The initial temperature at which the phosphorus doping occurs is 800 ℃. It involves heat treatment for 2 min in a nitrogen atmosphere, and the temperature variables are set to 800, 850, 900, and 950 ℃.
Meanwhile, the sheet resistances are set to 160, 100, 60, and 40 ohm/sq, respectively. The corresponding values were obtained and shown in Figure 3.24b. As a result of fabricating the Si bottom cell on the basis of this condition, the J–V curve and EQE data as shown in Figure 3.25a and Figure 3.25b were obtained. The detailed photovoltaic performances are summarized in Table 3.12.
In addition, as shown in Figure 3.26a and Figure 3.26b, an Si bottom cell with a textured back
surface was introduced to maximize the long wavelength absorption. The rear reflection occurred from the texture of the back surface. This increases the absorption of long wavelengths, while increasing the current density of the Si bottom cell by 0.33 mA/cm2. The detailed photovoltaic performances are summarized in Table 3.13. The highest PCE of the Si bottom SC for the tandem SC is 10.07%, with a JSC of 23.94 mA/cm2, VOC of 0.571 V, and FF of 73.69%.
In particular, optical loss appears large, owing to the difference in the refractive indices of PVK and Si.14 To compensate for this, we introduced a SiNx layer with a controlled refractive index (Figure 3.27a). The optimum refractive index of SiNx for minimizing the optical loss was obtained from the following equation:
𝐧SiNx≅ √(𝐧PVK× 𝐧Si)
The refractive index of the PVK is 2.4 and that of Si is 3.7. If this is applied to the above equation, the refractive index of Si nitride is approximately 2.98. However, the maximum value of the refractive index that can be realized using PECVD in our laboratory is 2.84. Therefore, this value is substituted into the following equation41:
thicknessofSiNx≅ 𝝀 𝟒𝒏⁄ SiNx
It was calculated that 66 nm is the thickness required to minimize the reflectance at 750 nm when introducing the SiNx refractive index of 2.84 (Figure 3.27b).
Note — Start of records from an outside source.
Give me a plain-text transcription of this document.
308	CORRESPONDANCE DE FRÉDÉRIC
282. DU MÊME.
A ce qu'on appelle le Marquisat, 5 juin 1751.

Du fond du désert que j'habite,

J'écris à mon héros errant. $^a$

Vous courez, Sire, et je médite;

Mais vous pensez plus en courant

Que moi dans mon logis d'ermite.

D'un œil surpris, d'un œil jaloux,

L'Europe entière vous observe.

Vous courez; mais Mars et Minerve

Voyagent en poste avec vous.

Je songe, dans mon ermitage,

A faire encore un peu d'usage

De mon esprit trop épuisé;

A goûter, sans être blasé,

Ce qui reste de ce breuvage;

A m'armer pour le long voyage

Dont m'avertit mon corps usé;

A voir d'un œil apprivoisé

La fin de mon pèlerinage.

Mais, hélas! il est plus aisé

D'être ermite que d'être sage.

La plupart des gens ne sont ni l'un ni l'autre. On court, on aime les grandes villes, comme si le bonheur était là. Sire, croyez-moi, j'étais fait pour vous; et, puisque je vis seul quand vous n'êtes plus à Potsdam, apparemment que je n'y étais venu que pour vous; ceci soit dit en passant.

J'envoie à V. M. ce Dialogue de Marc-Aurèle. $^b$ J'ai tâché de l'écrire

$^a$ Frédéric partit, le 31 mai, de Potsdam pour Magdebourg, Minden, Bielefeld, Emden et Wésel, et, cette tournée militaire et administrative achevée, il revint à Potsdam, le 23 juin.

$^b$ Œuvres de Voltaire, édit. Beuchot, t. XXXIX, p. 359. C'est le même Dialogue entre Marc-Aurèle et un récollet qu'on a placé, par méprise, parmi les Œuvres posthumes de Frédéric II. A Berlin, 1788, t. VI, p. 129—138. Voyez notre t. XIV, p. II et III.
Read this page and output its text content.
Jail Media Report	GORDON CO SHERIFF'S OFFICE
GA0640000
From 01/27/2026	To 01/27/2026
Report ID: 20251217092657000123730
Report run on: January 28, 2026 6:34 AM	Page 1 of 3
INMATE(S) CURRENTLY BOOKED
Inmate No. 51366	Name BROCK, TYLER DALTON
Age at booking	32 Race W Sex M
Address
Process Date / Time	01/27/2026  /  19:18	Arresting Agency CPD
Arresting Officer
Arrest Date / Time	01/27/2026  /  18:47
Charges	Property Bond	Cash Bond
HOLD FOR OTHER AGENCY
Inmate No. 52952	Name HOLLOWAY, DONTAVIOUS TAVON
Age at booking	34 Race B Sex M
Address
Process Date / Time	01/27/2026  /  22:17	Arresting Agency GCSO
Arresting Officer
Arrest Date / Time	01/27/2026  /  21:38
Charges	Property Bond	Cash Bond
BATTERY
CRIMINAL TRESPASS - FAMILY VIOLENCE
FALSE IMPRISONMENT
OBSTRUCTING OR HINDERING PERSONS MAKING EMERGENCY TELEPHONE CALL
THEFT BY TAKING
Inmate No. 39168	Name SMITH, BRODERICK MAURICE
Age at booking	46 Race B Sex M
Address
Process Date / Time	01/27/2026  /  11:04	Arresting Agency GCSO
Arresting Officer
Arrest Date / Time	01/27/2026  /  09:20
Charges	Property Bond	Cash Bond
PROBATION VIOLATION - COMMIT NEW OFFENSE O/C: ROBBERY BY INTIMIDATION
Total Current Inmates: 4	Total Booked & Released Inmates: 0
Considering that the refractive index of air is 1, this reflectance data appears slightly higher for Si nitride (refractive index of 2.84) than Si nitride (refractive index of 2.1). SiNx layer is composed of dielectric materials and requires a current path for the tandem SC. Therefore, we introduced a local contact design to construct the current path, as shown in Figure 3.28. Figure 3.29a displays the J–V curves of the Si bottom cell with the local contact design as the difference of contact area ratio. Figure 3.29b shows the device EQE of the Si bottom cell with the SiNx layer (n = 2.84, 66 nm).